Straightaway I was transported by the openness of the sound during the work’s first few bars, with the horn timbres taking the music al fresco, and the joyfulness of the dancing rhythms doing the rest  As in some of the earlier Mozart symphonies, the winds also frequently coloured the texture with long but supple lines –  so although the strings had the bulk of the melodic material, the winds  (including the horns) frequently “coloured’ the ambiences, which in this symphony were lively and not a little exploratory, developing both the theme’s upward-rushing muscularity and making use of numerous “offshoots” of impulse in unexpected ways.

The slow movement was graciousness itself at the beginning, its sequences seeming to weave an endless continuation of variants of the opening – I became lost in its enchantment and its apparent inexhaustibility – no contrivance or striving for effect, but simply creativity being given quiet but purposeful energy. As with the previous two movements, the finale finds ways of making the expected unexpected – the triple-time Allegro turns, twists, runs and jumps, and generally led our ears a merry dance! Again, the horns open up the spaces suggested by the music’s energies, and the winds’ rustic colourings delight the sensibilities. Despite the movement’s brevity, Haydn’s seemingly boundless invention seemed to once more carry our interest along with the sounds’ continued delight in discovery.

Nothing could have better prepared us for the delights that were to follow, with Camerata leader Anne Loeser and violist Victoria Jaenecke entering to play for us Mozart’s adorable K.364, the Sinfonia Concertante in E-flat for violin and viola. From the beginning the sound was lovely, with especially telling dynamic variation from winds and horns and lower strings – the violins themselves seemed a trifle overwhelmed by their colleagues’ characterful strains at first, though the wonderful “Mannheim crescendo” that Mozart gives us in this first tutti here really made an exciting impact. Both soloists with their first notes were silver-toned and ethereal, each more so than I expected they would be, even though their passage-work was exemplary. Anne Loeser led the way into the beautiful minor-key development, each soloist making the most of the music’s pathos, and supported by the orchestra players so well. And their teamwork during the cadenza was exemplary, playing into each others’ music with real aplomb, though both gave me a start by plunging back into the allegro more quickly with their concluding trills than those on my favourite recording (the Oistrakhs pere and fils).

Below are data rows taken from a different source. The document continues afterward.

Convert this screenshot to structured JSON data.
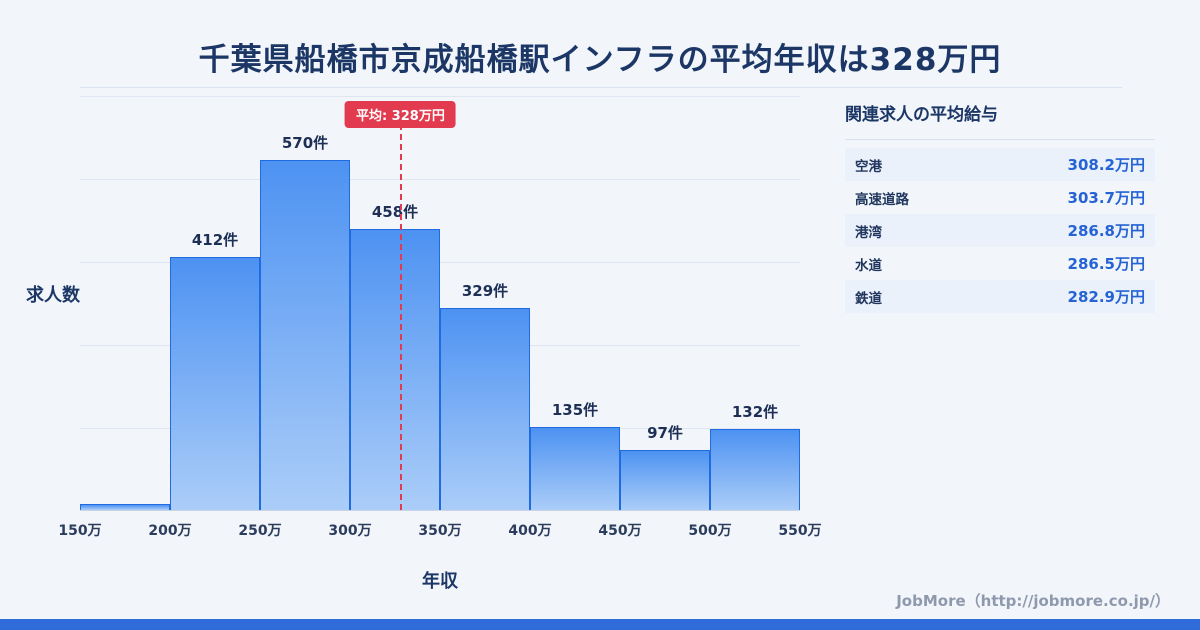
{
  "page": {
    "title": "千葉県船橋市京成船橋駅インフラの平均年収は328万円",
    "footer_credit": "JobMore（http://jobmore.co.jp/）"
  },
  "chart_data": {
    "type": "bar",
    "title": "千葉県船橋市京成船橋駅インフラの平均年収は328万円",
    "xlabel": "年収",
    "ylabel": "求人数",
    "x_range": [
      150,
      550
    ],
    "x_tick_labels": [
      "150万",
      "200万",
      "250万",
      "300万",
      "350万",
      "400万",
      "450万",
      "500万",
      "550万"
    ],
    "grid": "horizontal",
    "bins": [
      {
        "x_start": 150,
        "x_end": 200,
        "count": 10,
        "count_label": ""
      },
      {
        "x_start": 200,
        "x_end": 250,
        "count": 412,
        "count_label": "412件"
      },
      {
        "x_start": 250,
        "x_end": 300,
        "count": 570,
        "count_label": "570件"
      },
      {
        "x_start": 300,
        "x_end": 350,
        "count": 458,
        "count_label": "458件"
      },
      {
        "x_start": 350,
        "x_end": 400,
        "count": 329,
        "count_label": "329件"
      },
      {
        "x_start": 400,
        "x_end": 450,
        "count": 135,
        "count_label": "135件"
      },
      {
        "x_start": 450,
        "x_end": 500,
        "count": 97,
        "count_label": "97件"
      },
      {
        "x_start": 500,
        "x_end": 550,
        "count": 132,
        "count_label": "132件"
      }
    ],
    "average": {
      "value": 328,
      "label": "平均: 328万円"
    }
  },
  "side_table": {
    "heading": "関連求人の平均給与",
    "rows": [
      {
        "label": "空港",
        "value": "308.2万円"
      },
      {
        "label": "高速道路",
        "value": "303.7万円"
      },
      {
        "label": "港湾",
        "value": "286.8万円"
      },
      {
        "label": "水道",
        "value": "286.5万円"
      },
      {
        "label": "鉄道",
        "value": "282.9万円"
      }
    ]
  },
  "colors": {
    "accent_red": "#e23a4e",
    "bar_top": "#4d92f2",
    "bar_bottom": "#abcdf8",
    "bar_border": "#1e6ce0",
    "value_blue": "#2563d4",
    "navy": "#1c3766",
    "row_alt_bg": "#eaf1fb",
    "footer_strip": "#2f6cda"
  }
}
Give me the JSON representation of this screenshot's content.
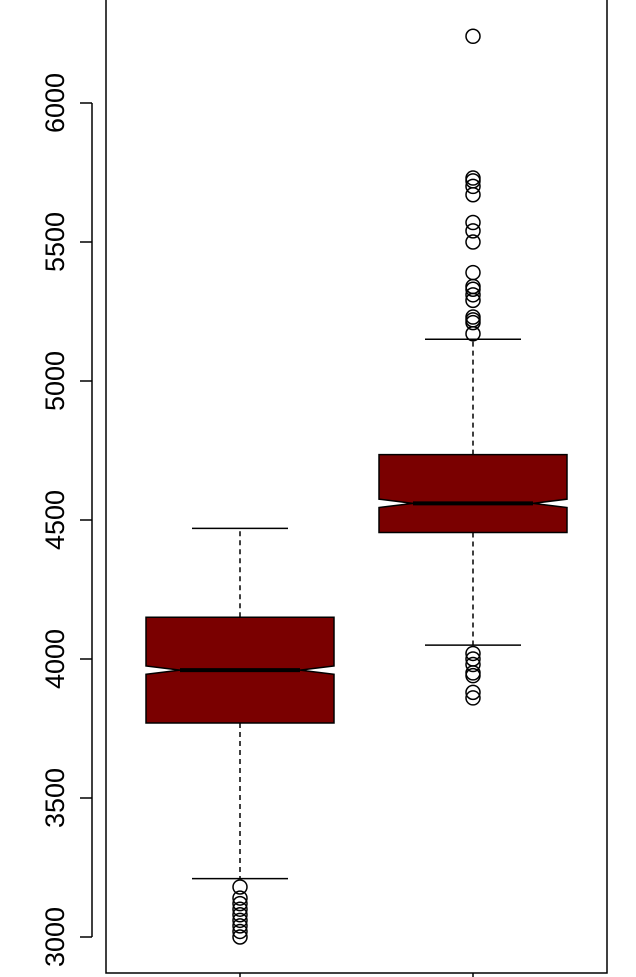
{
  "chart_data": {
    "type": "boxplot",
    "notched": true,
    "box_fill": "#7a0000",
    "y_ticks": [
      "3000",
      "3500",
      "4000",
      "4500",
      "5000",
      "5500",
      "6000"
    ],
    "y_tick_values": [
      3000,
      3500,
      4000,
      4500,
      5000,
      5500,
      6000
    ],
    "series": [
      {
        "whisker_low": 3210,
        "q1": 3770,
        "median": 3960,
        "q3": 4150,
        "whisker_high": 4470,
        "notch_low": 3945,
        "notch_high": 3975,
        "outliers": [
          3180,
          3140,
          3120,
          3100,
          3080,
          3060,
          3040,
          3020,
          3000
        ]
      },
      {
        "whisker_low": 4050,
        "q1": 4455,
        "median": 4560,
        "q3": 4735,
        "whisker_high": 5150,
        "notch_low": 4545,
        "notch_high": 4575,
        "outliers": [
          6240,
          5730,
          5720,
          5700,
          5670,
          5570,
          5540,
          5500,
          5390,
          5340,
          5330,
          5310,
          5290,
          5230,
          5220,
          5210,
          5170,
          4020,
          4000,
          3980,
          3950,
          3940,
          3880,
          3860
        ]
      }
    ]
  }
}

I couldn’t imagine the slow movement being better done than here, with each of the soloists seeming to “play out” more than in the first movement, while integrating their tones clearly and sensitively in the exchanges, the cadenza passage a highlight of the performance with its heart-stopping sense of time almost standing still. And the finale reinforced this “playing as one” kind of Elysium-like culmination of energies and purposes throughout the work – we all  enjoyed the  tidal ebbing and flowing between violin and viola, and also soloists and orchestra, as the work arched upwards towards its culmination in a final grand accord.